Law student powers through COVID-19, February winter storm, to finish strong

June 07, 2021

By Frank Garza

Rising second-year J.D. student Michael Tucker, from San Antonio, was halfway through his 47-page brief in the Spring 2021 semester at the St. Mary’s University School of Law when he caught COVID-19 and was out of commission for nearly two weeks.

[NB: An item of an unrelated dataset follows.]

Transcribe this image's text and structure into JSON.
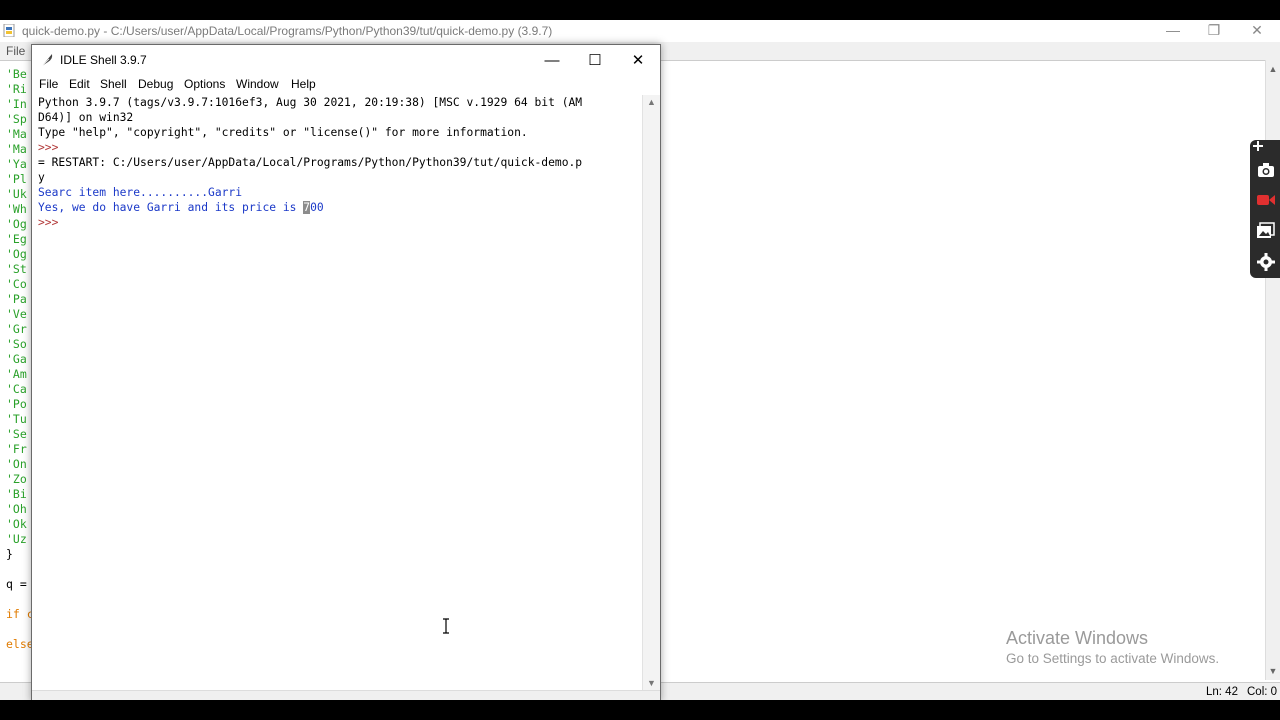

Even so, he kept working on it, only for most of Texas to lose power due to the February winter storm. It was a weird time, but he gained a number of skills from the experience, he said.

“I will say that I feel very confident on how to use legal citations. You learn to step out and be like, ‘This is my argument,’” Tucker said. “You really learn to pay attention to details.”

Tucker’s efforts — including rationing his electricity for his laptop during brief moments of power — paid off, as he was awarded the Section D Best Brief Award and the Excellence in Writing Award — Best of All Sections. These awards were sponsored by Laveta Casdorph (J.D. ’99).

“Draft after draft, Michael found, shaped, and connected ever more creative arguments and ingenious strategies to overwhelm the reader with the correctness of his conclusions, said Jennifer Spreng, J.D., LL.M., his Law Success Instructor.  “The only reason I am not amazed a first-year student thought of such astonishing ideas is that Michael actually did.”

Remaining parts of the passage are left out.